The authors used an in vitro co-culture system that kept neurons and astrocytes in different chambers and only allowed axons to make direct contact with astrocytes. Monitoring GLT1 expression in co-cultured astrocytes by immunostaining for GLT1 itself or by using a fluorescent reporter that monitored GLT1 promotor activity revealed that the highest level of GLT1 expression or promotor activity was in astrocytes that were in direct contact with axons. Activation of GLT1 expression was inhibited by blocking neurotransmitter release with tetrodotoxin or glutamate receptor antagonists. These results show that astroglial GLT1 expression is dependent on synaptic interaction and that presynaptic activity has a role in transcriptional activation of GLT1.

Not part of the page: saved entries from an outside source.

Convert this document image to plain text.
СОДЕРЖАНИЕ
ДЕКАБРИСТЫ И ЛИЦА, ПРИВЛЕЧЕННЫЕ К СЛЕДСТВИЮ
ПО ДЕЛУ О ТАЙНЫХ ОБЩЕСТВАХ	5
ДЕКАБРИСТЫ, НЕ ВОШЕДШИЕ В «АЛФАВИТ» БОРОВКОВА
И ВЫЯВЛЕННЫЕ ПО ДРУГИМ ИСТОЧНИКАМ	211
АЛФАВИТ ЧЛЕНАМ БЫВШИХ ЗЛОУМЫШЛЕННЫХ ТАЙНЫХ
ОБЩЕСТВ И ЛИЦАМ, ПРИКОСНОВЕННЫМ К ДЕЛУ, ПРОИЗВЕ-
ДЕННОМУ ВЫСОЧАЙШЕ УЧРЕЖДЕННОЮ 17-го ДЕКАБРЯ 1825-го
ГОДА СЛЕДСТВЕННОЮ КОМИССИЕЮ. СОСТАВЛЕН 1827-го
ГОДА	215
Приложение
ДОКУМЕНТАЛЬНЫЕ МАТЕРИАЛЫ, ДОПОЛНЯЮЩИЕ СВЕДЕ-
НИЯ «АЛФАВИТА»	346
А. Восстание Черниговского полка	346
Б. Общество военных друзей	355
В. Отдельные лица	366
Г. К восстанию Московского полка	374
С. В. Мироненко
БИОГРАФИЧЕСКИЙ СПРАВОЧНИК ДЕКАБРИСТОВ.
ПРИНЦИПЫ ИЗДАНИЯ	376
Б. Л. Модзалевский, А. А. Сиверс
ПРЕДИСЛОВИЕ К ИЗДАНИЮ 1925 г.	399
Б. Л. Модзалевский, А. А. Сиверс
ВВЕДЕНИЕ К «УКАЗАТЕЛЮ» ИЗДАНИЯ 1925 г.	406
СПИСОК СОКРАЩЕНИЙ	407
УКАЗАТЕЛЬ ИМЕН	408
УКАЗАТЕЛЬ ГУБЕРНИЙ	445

To evaluate the transcriptional mechanism, the authors analysed the 2.5 kb upstream promoter region of GLT1 using deletion studies and site-directed mutagenesis. They identified 10 base pairs that were essential for GLT1 promotor activation in vitro and in vivo. Furthermore, they identified KBBP as the transcription factor that binds specifically to this region and demonstrated that KBBP expression correlates with GLT1 expression in mouse astrocytes during synaptogenesis (postnatal days 2–21). KBBP expression in co-cultured astrocytes was also induced by axonal contact and highly correlated with GLT1 expression. Silencing KBBP expression in vitro by using small interfering RNA or in vivo by using antisense oligonucleotides reduced GLT1 expression in astrocytes, supporting the notion that KBBP recruitment to the GLT1 promotor is required for GLT1 expression.

Next, the authors investigated KBBP and GLT1 expression in in vivo mouse models of denervation and neuronal degeneration. Corticospinal tract transection, neurotoxin-induced degeneration of spinal motor neurons and chronic degeneration in an amyotrophic lateral sclerosis mouse model all resulted in the loss of KBBP expression in the affected astroglia and concomitant loss of GLT1, indicating that the integrity of presynaptic terminals helps to maintain astrocyte function.

This study revealed part of the neuron-dependent transcriptional mechanism that leads to GLT1 expression in astrocytes. Further studies of transcriptional changes in astrocytes following synaptic disruption will lead to a more complete understanding of how astroglia contribute to normal and diseased brain function and to targets for glial therapy being identified.